Compressed data - For high-volume feeds, the raw data may be compressed into a longer-lasting file, destined for preservation for some initial period of time as a reference for other work. This can include discarding streaming data without saving to permanent storage media, or overwriting the media used to store a day’s data while compressing the most interesting bits into an archival file that is transferred to a data center.
Summarization
Existence / event list - What events have been observed in this region / within this time-range? With what level of confidence that this was a real event and not noise?
Ambient condition - Metadata about the region and context, and [slower] changes over the course of observation
Alignment with a network of related observers
Interest - What demand is there for events of different shapes? What observatories have registered monitoring scripts with event brokers to help strengthen coverage of certain events?
Sky survey -
(Existence) Did anyone else observe something close to this {time/place/ classification}?
(Significance) Did anyone observe something slightly sub-threshhold?
(Brokering) How have brokers prioritized events for others to see/replicate?
Combination - An aggregate feed from many sources. Combined events: events where the combined observations from multiple sources/spectra pass a combined threshold. A combined feed of only combined-event data.
Inference + Synthesis - Given data from the network, what inferred or synthetic datasets have been made? This includes virtual-aperature datasets from pre-hoc closely-synchronized observations and more loosely connected post-hoc approaches to cleaning data from many scopes.
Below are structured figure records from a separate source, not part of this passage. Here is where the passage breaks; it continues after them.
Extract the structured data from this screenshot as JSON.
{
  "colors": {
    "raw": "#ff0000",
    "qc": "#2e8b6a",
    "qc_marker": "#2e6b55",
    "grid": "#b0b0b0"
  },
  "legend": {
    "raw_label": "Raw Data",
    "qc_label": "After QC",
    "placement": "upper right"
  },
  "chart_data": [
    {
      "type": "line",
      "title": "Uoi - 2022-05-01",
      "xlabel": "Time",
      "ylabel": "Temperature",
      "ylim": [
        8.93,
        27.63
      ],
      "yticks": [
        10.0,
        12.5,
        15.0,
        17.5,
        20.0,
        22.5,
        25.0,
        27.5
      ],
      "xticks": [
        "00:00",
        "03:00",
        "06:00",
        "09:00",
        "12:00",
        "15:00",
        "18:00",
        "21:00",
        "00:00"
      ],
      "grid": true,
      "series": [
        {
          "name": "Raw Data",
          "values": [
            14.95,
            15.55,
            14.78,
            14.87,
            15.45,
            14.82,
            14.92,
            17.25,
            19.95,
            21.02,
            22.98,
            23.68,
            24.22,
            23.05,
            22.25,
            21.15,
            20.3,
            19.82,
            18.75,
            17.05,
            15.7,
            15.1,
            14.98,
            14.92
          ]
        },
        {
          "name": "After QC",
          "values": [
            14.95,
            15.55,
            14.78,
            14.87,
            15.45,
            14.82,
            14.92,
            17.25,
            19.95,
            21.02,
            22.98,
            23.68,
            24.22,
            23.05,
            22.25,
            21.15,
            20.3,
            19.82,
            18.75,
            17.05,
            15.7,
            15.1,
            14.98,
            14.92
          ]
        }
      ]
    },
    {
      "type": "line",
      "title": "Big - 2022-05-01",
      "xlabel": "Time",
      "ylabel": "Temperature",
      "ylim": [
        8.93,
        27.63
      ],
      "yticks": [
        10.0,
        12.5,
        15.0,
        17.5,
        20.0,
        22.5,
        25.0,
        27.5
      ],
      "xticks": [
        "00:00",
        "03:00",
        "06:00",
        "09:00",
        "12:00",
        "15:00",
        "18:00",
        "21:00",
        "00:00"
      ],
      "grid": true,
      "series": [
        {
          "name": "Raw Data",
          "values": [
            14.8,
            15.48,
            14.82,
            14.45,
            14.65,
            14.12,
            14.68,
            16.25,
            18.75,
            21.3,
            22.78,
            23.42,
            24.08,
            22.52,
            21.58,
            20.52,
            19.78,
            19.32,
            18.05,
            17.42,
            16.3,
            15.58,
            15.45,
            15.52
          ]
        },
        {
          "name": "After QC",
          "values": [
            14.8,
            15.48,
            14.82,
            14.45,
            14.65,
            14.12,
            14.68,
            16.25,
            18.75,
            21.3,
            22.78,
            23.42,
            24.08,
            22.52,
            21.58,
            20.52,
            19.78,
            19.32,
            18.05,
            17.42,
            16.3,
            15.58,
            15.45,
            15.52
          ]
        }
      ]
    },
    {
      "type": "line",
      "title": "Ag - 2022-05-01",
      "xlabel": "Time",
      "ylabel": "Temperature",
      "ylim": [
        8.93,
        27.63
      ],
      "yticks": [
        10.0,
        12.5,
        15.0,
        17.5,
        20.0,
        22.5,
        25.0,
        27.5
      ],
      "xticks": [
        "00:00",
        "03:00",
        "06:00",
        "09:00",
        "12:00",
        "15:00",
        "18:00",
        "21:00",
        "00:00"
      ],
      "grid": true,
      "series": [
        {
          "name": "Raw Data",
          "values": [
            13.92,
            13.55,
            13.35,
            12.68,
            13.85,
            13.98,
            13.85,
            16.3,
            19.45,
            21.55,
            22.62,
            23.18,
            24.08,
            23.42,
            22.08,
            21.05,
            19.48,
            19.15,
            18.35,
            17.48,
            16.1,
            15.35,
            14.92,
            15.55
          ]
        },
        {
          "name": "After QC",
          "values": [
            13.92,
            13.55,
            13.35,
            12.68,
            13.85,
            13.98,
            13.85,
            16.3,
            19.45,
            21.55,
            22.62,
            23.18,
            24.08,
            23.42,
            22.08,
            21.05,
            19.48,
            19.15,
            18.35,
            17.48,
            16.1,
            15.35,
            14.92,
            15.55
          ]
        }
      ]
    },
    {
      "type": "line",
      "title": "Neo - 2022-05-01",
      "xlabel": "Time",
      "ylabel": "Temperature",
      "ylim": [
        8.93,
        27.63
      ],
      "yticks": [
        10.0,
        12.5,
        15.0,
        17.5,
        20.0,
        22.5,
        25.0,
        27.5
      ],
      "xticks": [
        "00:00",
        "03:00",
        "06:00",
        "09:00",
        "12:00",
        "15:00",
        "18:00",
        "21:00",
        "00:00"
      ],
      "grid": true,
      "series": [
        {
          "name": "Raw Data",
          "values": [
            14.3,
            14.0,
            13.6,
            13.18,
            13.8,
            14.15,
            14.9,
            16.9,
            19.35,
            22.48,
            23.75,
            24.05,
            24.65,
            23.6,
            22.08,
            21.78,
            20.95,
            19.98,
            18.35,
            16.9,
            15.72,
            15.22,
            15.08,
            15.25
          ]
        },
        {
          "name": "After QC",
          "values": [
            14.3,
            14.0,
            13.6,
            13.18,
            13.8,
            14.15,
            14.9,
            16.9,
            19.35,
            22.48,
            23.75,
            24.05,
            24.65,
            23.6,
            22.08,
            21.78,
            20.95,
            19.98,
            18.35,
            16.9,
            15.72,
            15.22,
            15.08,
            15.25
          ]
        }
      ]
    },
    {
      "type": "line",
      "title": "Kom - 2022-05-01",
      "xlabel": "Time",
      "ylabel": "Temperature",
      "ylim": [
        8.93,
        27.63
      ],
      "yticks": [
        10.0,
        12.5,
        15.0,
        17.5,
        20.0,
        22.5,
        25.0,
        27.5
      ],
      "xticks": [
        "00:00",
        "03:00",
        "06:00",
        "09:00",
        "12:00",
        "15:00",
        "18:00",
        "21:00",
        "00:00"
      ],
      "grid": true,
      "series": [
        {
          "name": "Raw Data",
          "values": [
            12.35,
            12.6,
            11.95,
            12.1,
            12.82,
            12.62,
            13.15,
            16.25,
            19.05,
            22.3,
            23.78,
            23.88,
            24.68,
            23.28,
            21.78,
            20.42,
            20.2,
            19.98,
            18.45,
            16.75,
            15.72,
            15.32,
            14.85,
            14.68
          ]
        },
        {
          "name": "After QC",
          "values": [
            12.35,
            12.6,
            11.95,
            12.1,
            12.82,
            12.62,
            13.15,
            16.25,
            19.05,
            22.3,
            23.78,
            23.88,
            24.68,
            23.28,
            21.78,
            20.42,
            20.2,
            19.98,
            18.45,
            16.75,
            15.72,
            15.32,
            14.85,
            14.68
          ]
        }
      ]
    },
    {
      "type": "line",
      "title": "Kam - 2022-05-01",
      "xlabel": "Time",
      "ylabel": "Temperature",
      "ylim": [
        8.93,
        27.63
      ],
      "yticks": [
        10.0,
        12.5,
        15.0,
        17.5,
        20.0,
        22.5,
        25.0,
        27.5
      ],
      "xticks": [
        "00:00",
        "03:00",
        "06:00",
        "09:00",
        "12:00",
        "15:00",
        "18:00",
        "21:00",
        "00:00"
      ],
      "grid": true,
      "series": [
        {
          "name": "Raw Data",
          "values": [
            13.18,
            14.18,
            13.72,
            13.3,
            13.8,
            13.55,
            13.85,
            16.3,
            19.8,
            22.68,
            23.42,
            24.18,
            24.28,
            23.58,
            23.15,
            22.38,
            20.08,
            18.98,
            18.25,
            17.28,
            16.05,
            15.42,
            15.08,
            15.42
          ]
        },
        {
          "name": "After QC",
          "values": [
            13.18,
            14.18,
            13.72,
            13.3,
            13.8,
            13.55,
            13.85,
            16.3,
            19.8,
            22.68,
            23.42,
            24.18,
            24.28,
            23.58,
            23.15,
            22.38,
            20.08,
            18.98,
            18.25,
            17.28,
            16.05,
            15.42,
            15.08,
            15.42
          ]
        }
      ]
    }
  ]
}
Real-time replication - A prioritized feed of recent events that merit further observation, often time-sensitive [transient events]. A streamlined feed of high-priority events and their followups, perhaps segmented or filtered by the types of scopes that could respond [which spectra are most interesting to observe, what features are needed].
This is where current concepts of astronomical event brokers often focus: there is opportunity cost to wasted scope time and a desire to align multiple scopes + spectra on interesting parts of the sky during significant events.
(It takes time to slew a large scope’s focus across the sky to a new target — if you have an IR scope and have just finished an observation and want to know where to look next, you may want to know if any other scopes near your current field are looking for IR confirmation of a potential event.)